Love for Sale by Shelli Stevens

Posted by Mrs Giggles on March 30, 2006 in 2 Oogies, Book Reviews, Genre: Contemporary

Love for Sale by Shelli Stevens

Cobblestone Press, $3.99, ISBN 978-1-60088-098-8
Contemporary Romance, 2006

Poor Jessica Davis. Her grandmother insists on telling her about this grandmother’s sex life – in the grocery store, of all places – and trying to set up Jessica so that Jessica can get laid. In short, Grams is trying to be Jessie’s pimp, only this pimp is trying to get Jessica to sleep with a pimply twenty-year old fellow who works in a coffee shop. What does this say about Grams’s opinion of Jessie, eh? I suppose Grams is lucky that her granddaughter doesn’t send her for a full psychiatric evaluation there and then.

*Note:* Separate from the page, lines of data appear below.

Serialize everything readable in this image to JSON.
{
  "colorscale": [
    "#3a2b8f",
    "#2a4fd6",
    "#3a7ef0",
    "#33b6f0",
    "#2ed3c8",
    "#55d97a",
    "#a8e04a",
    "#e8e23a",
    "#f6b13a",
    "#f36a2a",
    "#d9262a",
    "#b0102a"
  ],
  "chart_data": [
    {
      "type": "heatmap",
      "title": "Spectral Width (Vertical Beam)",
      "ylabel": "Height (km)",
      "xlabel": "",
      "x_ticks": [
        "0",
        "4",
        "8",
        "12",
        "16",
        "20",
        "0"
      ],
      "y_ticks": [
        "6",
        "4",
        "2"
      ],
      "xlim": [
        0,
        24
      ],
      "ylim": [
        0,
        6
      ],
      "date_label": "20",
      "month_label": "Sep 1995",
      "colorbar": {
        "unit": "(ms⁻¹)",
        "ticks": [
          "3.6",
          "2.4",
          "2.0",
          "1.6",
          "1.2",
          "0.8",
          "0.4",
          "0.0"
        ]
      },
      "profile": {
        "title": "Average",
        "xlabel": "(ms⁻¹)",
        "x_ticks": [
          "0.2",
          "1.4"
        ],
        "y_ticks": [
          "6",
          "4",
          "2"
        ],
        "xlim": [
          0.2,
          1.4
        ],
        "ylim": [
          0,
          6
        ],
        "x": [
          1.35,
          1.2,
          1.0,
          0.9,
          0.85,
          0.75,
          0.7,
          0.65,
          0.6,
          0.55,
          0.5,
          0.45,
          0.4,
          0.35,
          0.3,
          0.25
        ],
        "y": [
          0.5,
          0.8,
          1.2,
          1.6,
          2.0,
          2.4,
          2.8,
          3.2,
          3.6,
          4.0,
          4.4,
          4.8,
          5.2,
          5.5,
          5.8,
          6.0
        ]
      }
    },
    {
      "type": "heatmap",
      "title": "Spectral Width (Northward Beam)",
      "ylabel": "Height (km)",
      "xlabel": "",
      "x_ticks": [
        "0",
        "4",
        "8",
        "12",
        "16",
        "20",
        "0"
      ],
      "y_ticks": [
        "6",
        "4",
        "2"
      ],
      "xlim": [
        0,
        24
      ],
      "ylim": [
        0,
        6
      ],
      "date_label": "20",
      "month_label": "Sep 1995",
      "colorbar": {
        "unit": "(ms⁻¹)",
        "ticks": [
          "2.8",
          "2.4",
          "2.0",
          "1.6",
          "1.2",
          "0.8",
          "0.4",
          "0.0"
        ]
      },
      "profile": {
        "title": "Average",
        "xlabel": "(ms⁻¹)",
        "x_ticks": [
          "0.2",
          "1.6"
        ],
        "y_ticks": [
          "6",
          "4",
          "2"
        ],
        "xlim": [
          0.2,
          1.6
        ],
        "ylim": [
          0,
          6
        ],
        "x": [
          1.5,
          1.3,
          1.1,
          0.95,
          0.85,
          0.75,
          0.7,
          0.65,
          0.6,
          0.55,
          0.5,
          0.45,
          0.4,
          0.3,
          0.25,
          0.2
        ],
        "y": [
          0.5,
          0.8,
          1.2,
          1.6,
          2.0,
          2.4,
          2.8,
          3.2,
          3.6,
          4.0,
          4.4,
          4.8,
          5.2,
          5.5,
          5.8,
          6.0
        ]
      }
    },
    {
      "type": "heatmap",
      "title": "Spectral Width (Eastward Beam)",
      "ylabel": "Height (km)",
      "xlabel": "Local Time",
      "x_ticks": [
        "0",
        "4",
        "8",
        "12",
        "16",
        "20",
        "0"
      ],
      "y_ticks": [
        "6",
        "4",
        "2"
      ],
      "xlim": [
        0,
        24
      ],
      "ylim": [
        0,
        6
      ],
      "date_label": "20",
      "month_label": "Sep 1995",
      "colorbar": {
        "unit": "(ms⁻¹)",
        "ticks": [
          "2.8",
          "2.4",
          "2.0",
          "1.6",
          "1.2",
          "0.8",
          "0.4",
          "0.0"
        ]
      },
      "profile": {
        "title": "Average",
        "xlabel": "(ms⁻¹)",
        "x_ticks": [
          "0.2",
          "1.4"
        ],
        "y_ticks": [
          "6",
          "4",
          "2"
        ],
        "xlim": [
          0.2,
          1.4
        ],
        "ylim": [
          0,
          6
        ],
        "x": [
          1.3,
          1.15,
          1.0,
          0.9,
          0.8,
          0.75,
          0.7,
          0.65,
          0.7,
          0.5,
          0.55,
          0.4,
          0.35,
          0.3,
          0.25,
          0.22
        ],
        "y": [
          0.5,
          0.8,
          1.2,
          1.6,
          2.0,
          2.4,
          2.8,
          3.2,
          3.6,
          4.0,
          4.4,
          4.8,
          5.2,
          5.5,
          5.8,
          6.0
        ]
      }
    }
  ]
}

Grams also “persuaded” Jessie to take part in the Buy a Dame auction. I let author Shelli Stevens describe what that is in her own words:

The auction was a notorious fundraiser that the town put on every August to raise money for the public schools. Women dressed up in revealing clothing and paraded in front of the single male population on Leaf Island. Overall, it was a bit sleazy, with the highest bidder getting to keep the woman for twenty four hours. The men loved it, and the women who were within the age of participation usually scrambled to get in.

Leaf Island is one cool place, I tell you, where schools pimp out the local women in the name of the kiddies. I won’t be surprised if they are all possessed by some kind of evil spirit that will make Salem’s Lot come off like good ju-ju in comparison. Anyway, Jessie ends up being purchased by Josh Thomas, formerly a sixteen-year old pest with a crush on Jessie who now greets her with: “So you’re gonna be my bitch for the weekend.” Yes, I can certainly tell that he’s now a grown-up. He has a Harley, a goatee, and some tattoos.

They have sex, she walks away and wishes that he can read her mind and beg her to stay, he shows up with a… surprise, let’s just say, and they decide to get together for good. The end.

Love for Sale is pretty much like every other Cobblestone Press book I’ve read. Short, short, short. I think this publisher is trying to get the market of pointless short stories cornered. I really don’t know what to say about it other than… gee, I don’t know. It won’t kill you to read it, obviously, but with it being so short that it doesn’t leave much impression on me other than how obnoxious that grandmother is, I don’t know why I should tell you to read it either.